Это была правда, но я могла себе отчетливо представить только одну эту женщину, которая понесла такую потерю, как ни одна женщина на земле. И, хотя я знала ее только по портретам, мне виделось ее не заплаканное, а убитое горем лицо с помутневшими от не пролившихся слез, чуть выпуклыми глазами, с упавшим на плечи серым платком… И как она идет по дому в Горках, неслышно ступая, – наверное, она привыкла так ходить за время его болезни… И смотрит в синие окна, подернутые морозной дымкой, на заснеженную аллею, на ели, утонувшие в голубых сугробах. А там, дальше, пойма замерзшей реки… Все, все, что давало ему отраду в эти последние дни.

А то, что вместе с ней горюет вся страна, все лучшие люди земли… Разве это может утешить?

– Утешить не может. Поддержать может, – сказал Володя таким суровым, таким необычным тоном, как будто стал на десяток лет старше за это утро.

– Но вы ведь слышали Ленина, дядя? – спросила я. Дядя так посмотрел, словно я разбудила его.

– Да, конечно. Уже после революции… Много раз. И теперь уже никогда не услышу, – добавил он совсем тихо.

Я хотела рассказать, как мы с Володей хотели подавать заявления о приеме в партию и долго не решались, ведь это новое пополнение называлось так ответственно: Ленинский призыв… А потом нас вызвали в губком комсомола и сказали, что на нас надеются…

А Шумилов и Самсонов дали мне рекомендации.
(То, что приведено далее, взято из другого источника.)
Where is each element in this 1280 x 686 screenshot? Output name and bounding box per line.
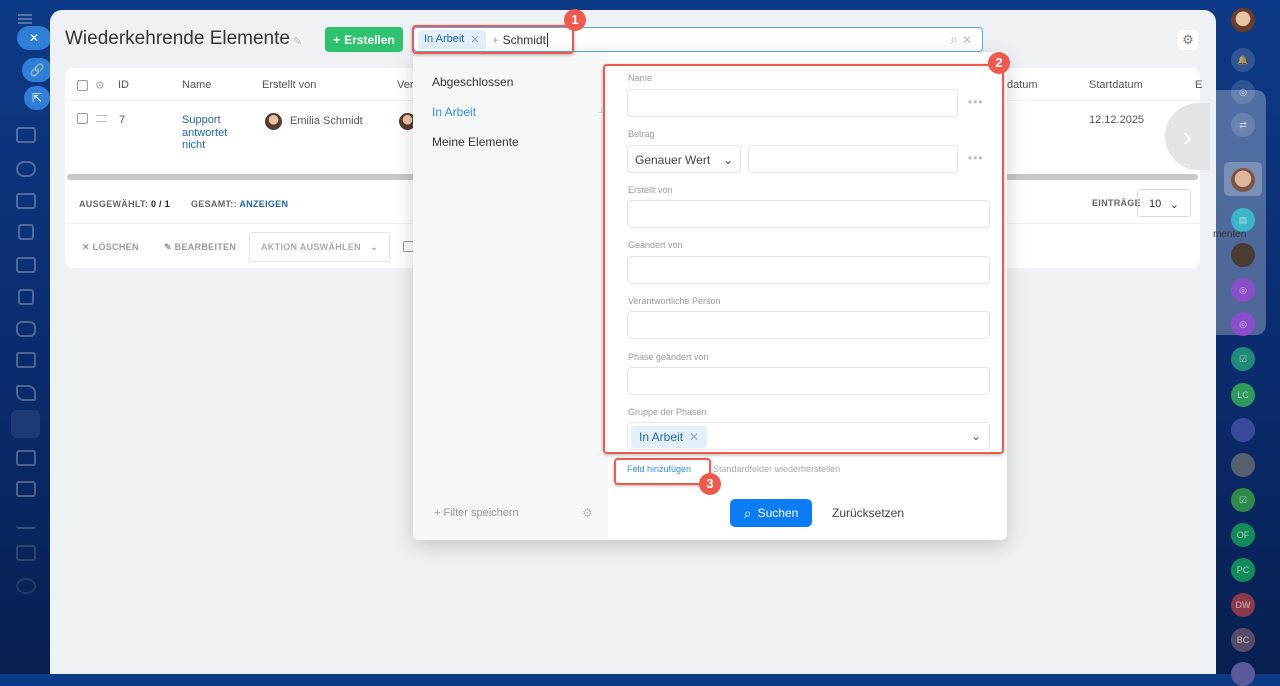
column-header-id[interactable]: ID [118, 79, 129, 91]
row-id: 7 [119, 114, 126, 126]
sidebar-item-active[interactable] [11, 410, 40, 438]
save-filter-label: Filter speichern [443, 507, 519, 519]
create-button[interactable]: + Erstellen [325, 27, 403, 52]
clear-icon[interactable]: ✕ [962, 33, 972, 47]
bell-icon[interactable]: 🔔 [1231, 48, 1255, 72]
warehouse-icon[interactable] [16, 450, 36, 466]
search-button-label: Suchen [757, 506, 799, 520]
avatar-lc[interactable]: LC [1231, 383, 1255, 407]
select-all-checkbox[interactable] [77, 80, 88, 91]
avatar [265, 113, 282, 130]
menu-icon[interactable] [18, 14, 32, 16]
column-settings-icon[interactable]: ⚙ [95, 79, 105, 92]
action-select-label: AKTION AUSWÄHLEN [261, 242, 361, 252]
edit-button[interactable]: ✎ BEARBEITEN [164, 242, 236, 253]
chat-icon[interactable] [16, 321, 36, 337]
copilot-icon[interactable]: ◎ [1231, 80, 1255, 104]
group-avatar[interactable] [1231, 453, 1255, 477]
document-icon[interactable] [18, 224, 34, 240]
chevron-down-icon: ⌄ [370, 242, 378, 252]
contacts-icon[interactable] [16, 161, 36, 177]
per-page-select[interactable]: 10 ⌄ [1137, 189, 1191, 217]
target-icon[interactable] [16, 578, 36, 594]
search-icon[interactable]: ⌕ [950, 31, 958, 48]
annotation-badge-2: 2 [988, 52, 1010, 74]
create-label: Erstellen [344, 32, 395, 47]
open-new-window-button[interactable]: ⇱ [24, 86, 50, 110]
user-avatar[interactable] [1231, 8, 1255, 32]
selected-label: AUSGEWÄHLT: [79, 199, 149, 209]
delete-label: LÖSCHEN [92, 242, 139, 252]
avatar-pc[interactable]: PC [1231, 558, 1255, 582]
plus-icon: + [333, 32, 341, 47]
copilot-chat-icon[interactable]: ◎ [1231, 278, 1255, 302]
chevron-down-icon: ⌄ [1169, 199, 1179, 211]
column-header-created-by[interactable]: Erstellt von [262, 79, 316, 91]
contact-avatar[interactable] [1231, 243, 1255, 267]
chat-switch-icon[interactable]: ⇄ [1231, 113, 1255, 137]
per-page-value: 10 [1149, 198, 1162, 210]
copilot-chat-icon[interactable]: ◎ [1231, 312, 1255, 336]
pin-icon[interactable]: ✎ [293, 35, 302, 48]
presentation-icon[interactable] [16, 257, 36, 273]
row-name-link[interactable]: Support antwortet nicht [182, 114, 242, 152]
annotation-box-2 [603, 64, 1004, 454]
card-icon[interactable] [16, 481, 36, 497]
edit-label: BEARBEITEN [174, 242, 237, 252]
preset-in-arbeit[interactable]: In Arbeit [432, 105, 476, 119]
annotation-box-1 [412, 25, 574, 54]
close-button[interactable]: ✕ [17, 26, 51, 50]
link-button[interactable]: 🔗 [22, 58, 52, 82]
preset-abgeschlossen[interactable]: Abgeschlossen [432, 75, 513, 89]
tooltip-label: menten [1213, 229, 1247, 240]
column-header-more[interactable]: E [1195, 79, 1202, 91]
task-chat-icon[interactable]: ☑ [1231, 488, 1255, 512]
drag-handle-icon[interactable] [96, 115, 107, 122]
page-title: Wiederkehrende Elemente [65, 28, 290, 49]
total-show-link[interactable]: ANZEIGEN [239, 199, 288, 209]
analytics-icon[interactable] [16, 513, 36, 529]
row-start-date: 12.12.2025 [1089, 114, 1145, 126]
column-header-responsible[interactable]: Ver [397, 79, 414, 91]
filter-settings-icon[interactable]: ⚙ [582, 506, 593, 520]
avatar-of[interactable]: OF [1231, 523, 1255, 547]
reset-button[interactable]: Zurücksetzen [832, 506, 904, 520]
annotation-badge-1: 1 [564, 9, 586, 31]
save-filter-button[interactable]: + Filter speichern [434, 507, 519, 519]
per-page-label: EINTRÄGE [1092, 198, 1141, 208]
sign-icon[interactable] [16, 385, 36, 401]
contact-avatar[interactable] [1231, 168, 1255, 192]
more-chats-icon[interactable] [1231, 662, 1255, 686]
restore-fields-link[interactable]: Standardfelder wiederherstellen [713, 464, 840, 474]
left-sidebar: ✕ 🔗 ⇱ [0, 0, 52, 674]
column-header-start-date[interactable]: Startdatum [1089, 79, 1143, 91]
total-label: GESAMT:: [191, 199, 237, 209]
row-created-by[interactable]: Emilia Schmidt [290, 115, 363, 127]
filter-presets-panel [413, 52, 608, 540]
preset-meine-elemente[interactable]: Meine Elemente [432, 135, 519, 149]
column-header-date[interactable]: datum [1007, 79, 1038, 91]
cart-icon[interactable] [16, 545, 36, 561]
crm-icon[interactable] [16, 193, 36, 209]
annotation-box-3 [614, 458, 711, 485]
row-checkbox[interactable] [77, 113, 88, 124]
calendar-icon[interactable] [16, 352, 36, 368]
news-icon[interactable] [16, 127, 36, 143]
avatar-bc[interactable]: BC [1231, 628, 1255, 652]
delete-button[interactable]: ✕ LÖSCHEN [82, 242, 139, 253]
task-chat-icon[interactable]: ☑ [1231, 347, 1255, 371]
search-icon: ⌕ [743, 504, 752, 521]
selected-count: 0 / 1 [150, 199, 170, 209]
contact-avatar[interactable] [1231, 418, 1255, 442]
avatar-dw[interactable]: DW [1231, 593, 1255, 617]
annotation-badge-3: 3 [699, 473, 721, 495]
gear-icon[interactable]: ⚙ [1178, 30, 1198, 50]
search-button[interactable]: ⌕ Suchen [730, 499, 812, 527]
tasks-icon[interactable] [18, 289, 34, 305]
column-header-name[interactable]: Name [182, 79, 211, 91]
action-select[interactable]: AKTION AUSWÄHLEN ⌄ [249, 232, 390, 262]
Но ничего этого рассказывать не стала: я видела, что сейчас мысли дяди далеко от меня.

II

«Эдем» осточертел мне. Мы остались в нем вдвоем с Федей Доценко, да и тот пропадал днями и ночами: завод восстанавливали… Котька тоже куда-то исчез. И я сказала Матвею Свободному, чтобы переезжал в пустующую комнату: он ютился в какой-то ночлежке. А у нас имелся еще застекленный чердак, и Матвей вполне мог там работать. Он же все равно приходил чуть не каждый день. И если не заставал меня дома, то сам разжигал «буржуйку» и что-нибудь готовил на ней к моему приходу: у него в большой холщовой сумке вместе с кистями и красками всегда болтались пайковые консервы, виток конской колбасы и, уж конечно, вобла. У них в АПХе – Ассоциации передовых художников, все это давали…

Мы ужинали молча, и во взгляде Матвея я всегда читала одно и то же: «А ведь я мог бы вот так сидеть и ужинать вовсе не с тобой, а с ней…» Но он ничего не говорил. Только однажды сказал: «Я прожил на свете двадцать четыре года. Был счастлив только две недели… Мой отец прожил сорок лет и тоже был счастлив только две недели. Это у нас в роду».

А у меня? Была ли я счастлива? Конечно, много раз. Когда меня приняли в комсомол и стали называть «товарищ Лелька Смолокурова»… Лучше бы без «Лельки», просто «товарищ Смолокурова», но почему-то никто так не хотел. Потом, когда меня взяли в ЧОН: я насчет этого сильно сомневалась. И еще, вероятно, когда мы встречались с Валеркой в «кабинете для индивидуальных занятий». И была счастлива – уже без всяких причин, просто так, – в то лето, когда сторожила Ольшанские сады.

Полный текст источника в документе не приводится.